On Valid Inequalities for Mixed Integer Conic Programs
Many operational questions arising in science and engineering, especially from the optimization under uncertainty, can be approximately addressed as systems of quadratic inequalities in continuous and integer variables. The resulting problems belong to the class of optimization problems referred as Mixed Integer Conic Programs (MICPs), which involve a general regular cone K such as the nonnegative orthant, the Lorentz cone (convex quadratic inequalities) or the positive semidefinite cone. In this talk we will describe the broad background of such problems, together with two new results that we have obtained.

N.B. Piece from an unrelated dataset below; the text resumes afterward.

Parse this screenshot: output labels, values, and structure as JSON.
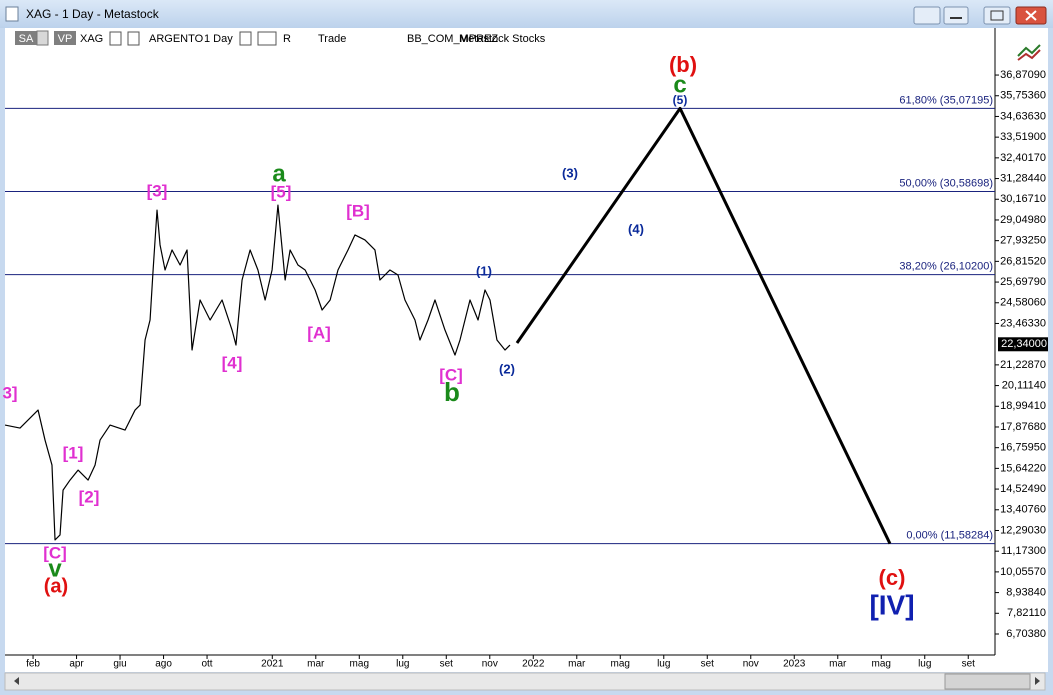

First, we will introduce the class of K-minimal valid linear inequalities for MICPs. Under mild assumptions, we will show that these inequalities together with the trivial cone-implied inequalities are sufficient to describe the convex hull. We study the characterization of K-minimal inequalities by identifying necessary, and sufficient conditions for an inequality to be K-minimal; which leads to efficient ways of showing a given linear inequality is K-minimal. Second, we will introduce a disjunctive technique for deriving conic valid inequalities for mixed integer sets defined by convex quadratic functions. This new technique recovers a number of results from the recent literature on deriving split and disjunctive inequalities for the mixed integer sets involving a Lorentz cone.